Антикайнен, услышав фамилию «товарища Глеба», задумался. В этой задумчивости он и подошел к улыбающейся Саволайнен, но ничего ей не сказал, словно бы она сделалась невидимкой.

«Может, самому к Бокию обратиться?» — думал он. — «Питал же интерес, подлец, к древней расе, святы крепки, святы кресты, да помилуй нас» («Святы крепки, святы боже, да помилуй нас» — воют старые бабки на отпеваниях по сю пору).

— Бокию не до нас, — подслушала его мысли Лииса. — У него новый прожект вместе с Блюмкиным. Давай, парень, перекуси, да присядь с дорожки. Сейчас товарищ Рахья все обязательно выяснит и придумает, как быть дальше.

5. Семипалатинск?

Какой-то жирный мужик в затертой телогрейке щерил зубы в отвратительном оскале. Губы у него были мокрые или, скорее всего, сальные. Он смотрел Тойво прямо в глаза и что-то говорил. До слуха Антикайнена доносился только нечленораздельный рев, который он никак не мог воспринять, как слова.

Внезапно вместо толстяка образовалась тощая девица с папиросой в зубах. Она гнусаво и визгливо хохотала, не вынимая изо рта окурок. У нее на лацкане легкой парусиновой куртки был приколот повядший цветочек гвоздики.

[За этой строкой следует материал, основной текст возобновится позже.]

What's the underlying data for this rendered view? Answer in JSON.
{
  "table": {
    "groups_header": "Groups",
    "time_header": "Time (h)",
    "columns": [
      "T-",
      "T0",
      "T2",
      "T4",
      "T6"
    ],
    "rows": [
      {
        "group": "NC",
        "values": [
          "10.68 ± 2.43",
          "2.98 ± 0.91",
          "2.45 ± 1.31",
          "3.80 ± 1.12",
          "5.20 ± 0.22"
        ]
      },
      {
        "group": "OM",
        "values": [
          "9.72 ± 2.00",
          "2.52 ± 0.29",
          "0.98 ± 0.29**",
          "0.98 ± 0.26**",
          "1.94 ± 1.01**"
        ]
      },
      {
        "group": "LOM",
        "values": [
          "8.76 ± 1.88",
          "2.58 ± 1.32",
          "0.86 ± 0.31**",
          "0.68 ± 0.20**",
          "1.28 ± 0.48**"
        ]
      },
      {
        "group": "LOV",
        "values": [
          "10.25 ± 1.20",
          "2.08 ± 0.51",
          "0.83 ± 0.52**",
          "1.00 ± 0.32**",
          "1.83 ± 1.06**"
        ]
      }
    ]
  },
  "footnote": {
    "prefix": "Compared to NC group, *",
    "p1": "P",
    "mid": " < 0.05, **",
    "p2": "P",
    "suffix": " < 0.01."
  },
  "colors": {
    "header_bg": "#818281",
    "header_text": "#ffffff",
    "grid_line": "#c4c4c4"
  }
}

Голова у Тойво раскалывалась от боли, пить хотелось неимоверно. Его мутило, и мутило все больше от ощущения равномерного движения и характерного перестука, раздающегося откуда-то снизу. Так стучат только вагонные колеса, увозящие от него мечту всей его жизни. Тойво прикрыл глаза, не в силах больше смотреть на все это безобразие.

«Мы едем, едем, едем в дальние края, мы — больше не «мы», мы — это я».

Антикайнен не мог сопоставить увиденные им картины, услышанные им звуки, ощущаемую им боль и величайшее одиночество, накрывшее его покрывалом отчаянья. Что происходит?

Ему в лицо кто-то плеснул холодной воды, Тойво поспешно попытался поймать языком хоть несколько капель живительной влаги. Тотчас ему под нос поднесли целую кружку воды, и он жадно припал к ней, стуча зубами о ее жесткие края.

Оказывается, средоточие всей жизни — это вода. Больше ничего не надо: ни этих людей с сальными губами или гвоздичкой на лацкане, ни стука вагонных колес, ни мыслей, ни желаний — только вода и одиночество.

— А, ожил! — чей-то голос прилетел, словно из такого далекого далека, что и представить страшно. — Дайте ему еще воды, может, оклемается!

Тойво снова выпил и понял, что сидит в плацкартном вагоне возле окна, и руки у него есть, и ноги не оторваны, и голова уже почти не болит, а даже как-то чешется. И одет он, и обут, и во внутреннем кармане что-то лежит.